Daniil Medvedev can become the first man in the Open era to win a second major immediately after claiming his first following his 2021 U.S. Open success.

“If it’s true, then it will be history. It’s perfect,” the Russian said.

Stefanos Tsitsipas, who will face Medvedev in Friday’s other last-four clash, would become the first Greek to win a Grand Slam should he lift the trophy.

“I’m headed towards the right direction and things look good for me so far,” Tsitsipas, the youngest of the four semi-finalists at 23, said. “And, well, with the right mindset and with the right attitude and with the right development throughout the tournament, my chances are pretty good.”

Nadal not motivated by passing Djokovic and Federer

07:15 , Jack Rathborn

An Australian Open that began with an unprecedented saga involving reigning champion Novak Djokovic will finish with a historic flourish on Sunday with all four men’s semi-finalists having the chance to write their names into the record books.

Should 2009 champion Rafa Nadal win the Australian Open for a second time the Spaniard will become the first man to claim 21 Grand Slam titles, nosing ahead of great rivals Djokovic and Roger Federer.

The 35-year-old has said he is more motivated by the love of playing than finishing ahead of Djokovic and Federer.

“I don’t believe that my happiness, my future happiness, is (going to) depend on if I achieve one more Grand Slam than the others or if the others achieve more Grand Slams than me,” he said after his quarter-final win on Tuesday.

Matteo Berrettini, who will play Nadal in the first semi-final on Friday, is seeking to become the first Italian to win the Australian Open.

“I like to think that I’m writing a little bit (of) Italian tennis history.
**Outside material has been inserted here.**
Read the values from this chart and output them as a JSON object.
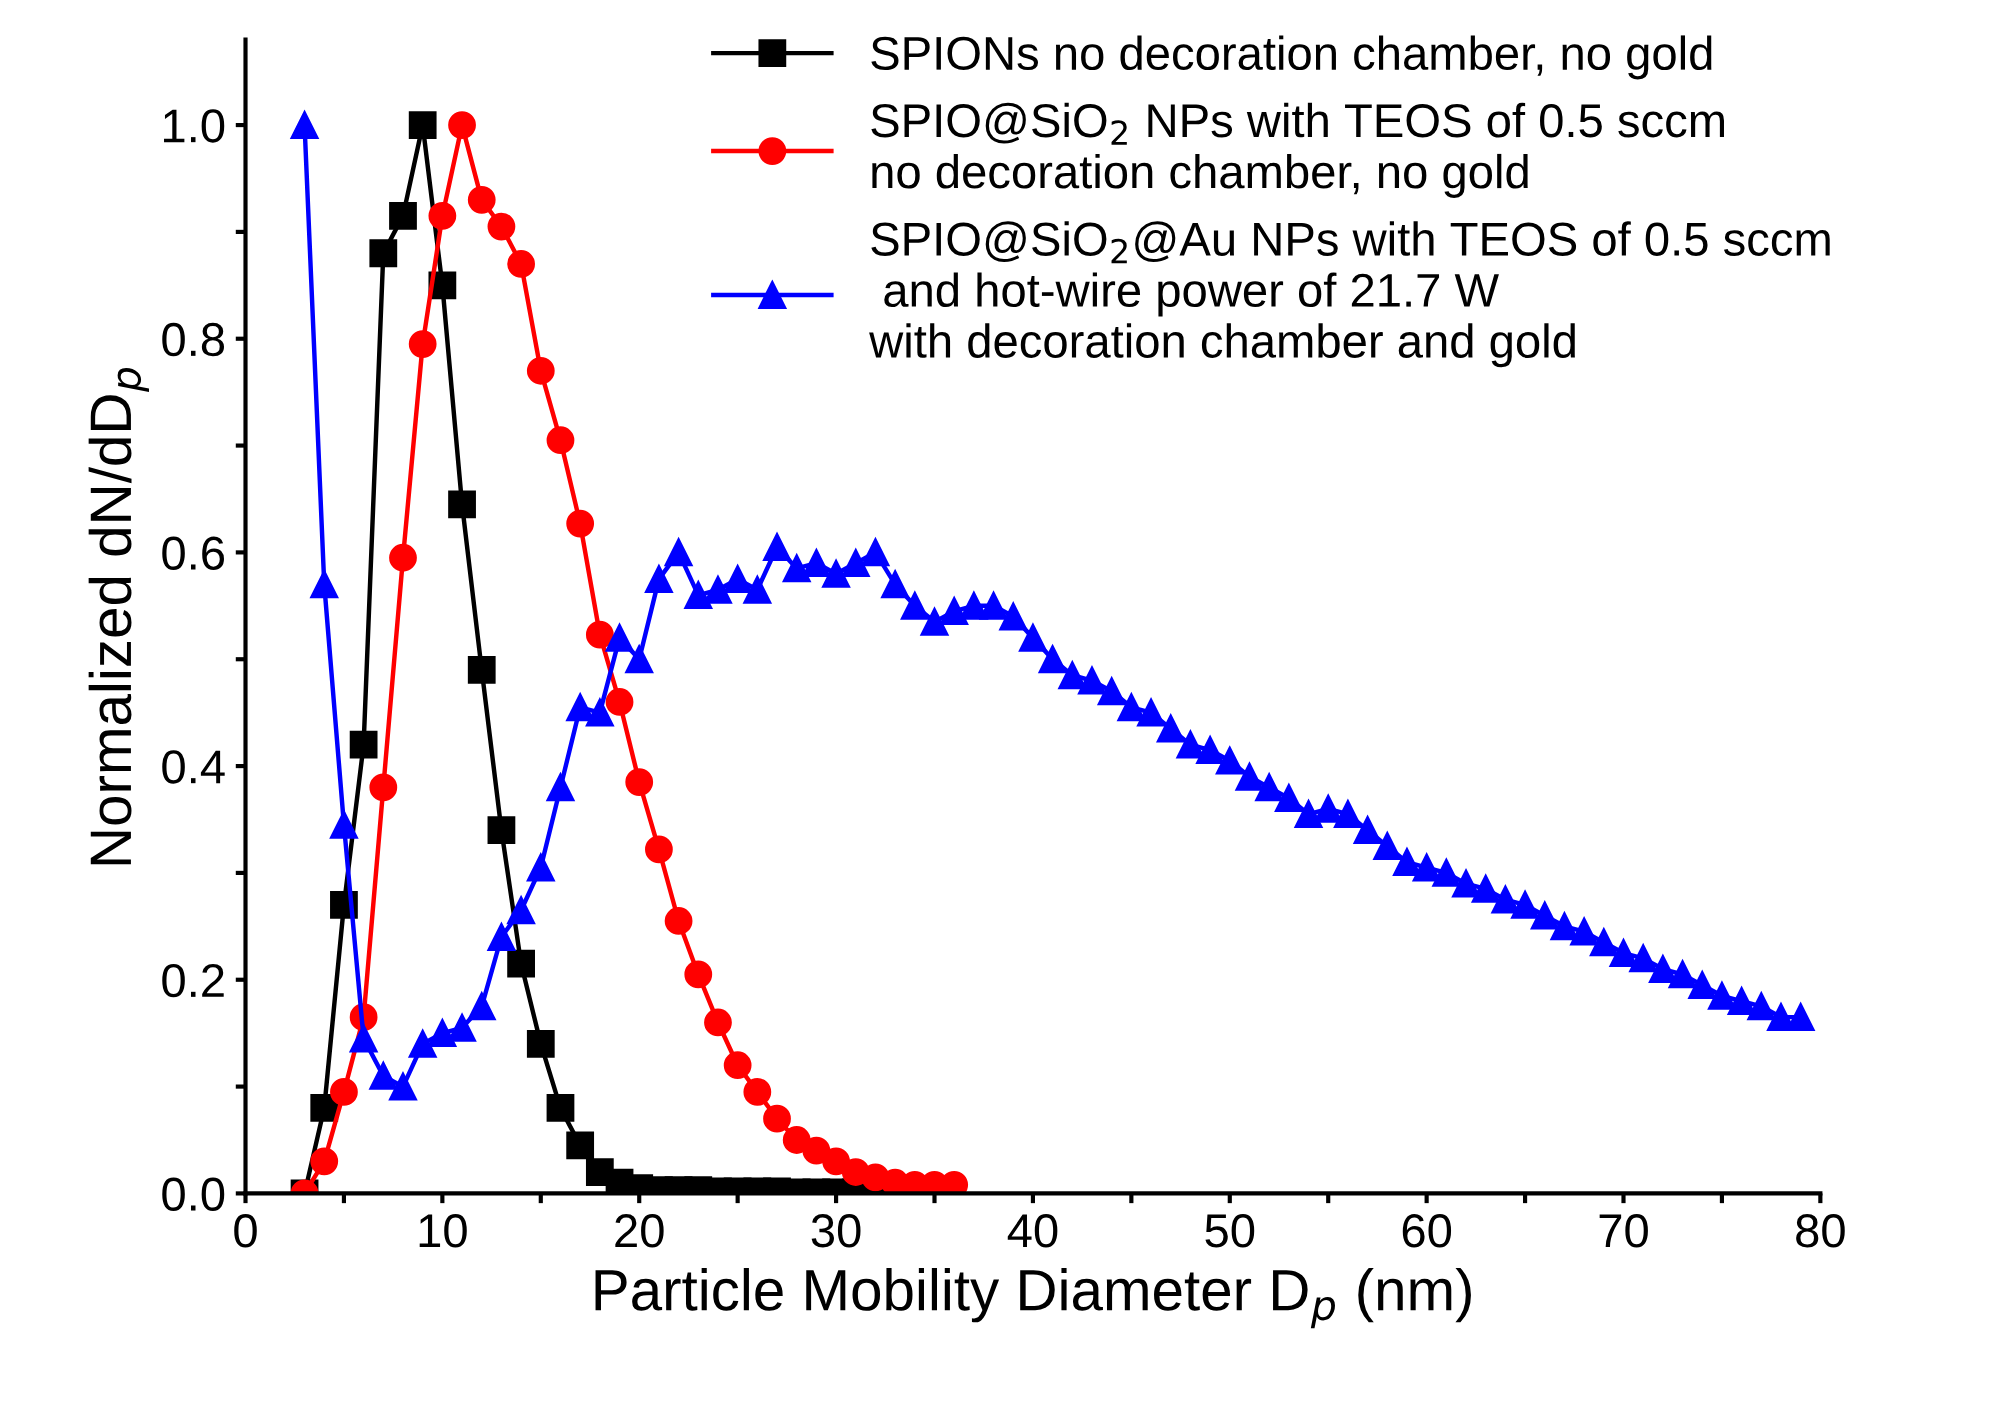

We are a great country for tennis,” he said.


Kyrgios and Kokkinakis into the Australian Open men’s doubles final

07:12 , Jack Rathborn

Nick Kyrgios and Thanasi Kokkinakis have eased into the Australian Open men’s final with a 7-6(4) 6-4 victory over Marcel Granollers and Horacio Zeballos.

The unseeded Australian pair have never been in a doubles final in their careers and they will contest the title against compatriots Matthew Ebden and Max Purcell.

“I’ve played a lot of singles matches around the globe with amazing atmospheres but this week with Thanasi. Nothing beats this, this has been insane,” Kyrgios said.

Kokkinakis said: “It’s all about the crowd, the atmosphere. That is what gets us going. We worry about the tennis second. We would not have had this result anywhere else it’s sick.

“Both of us bring something different. A different energy, a different charisma on the court. We just enjoy it and have fun. I think we’re unpredictable and that’s why the crowd enjoy it.”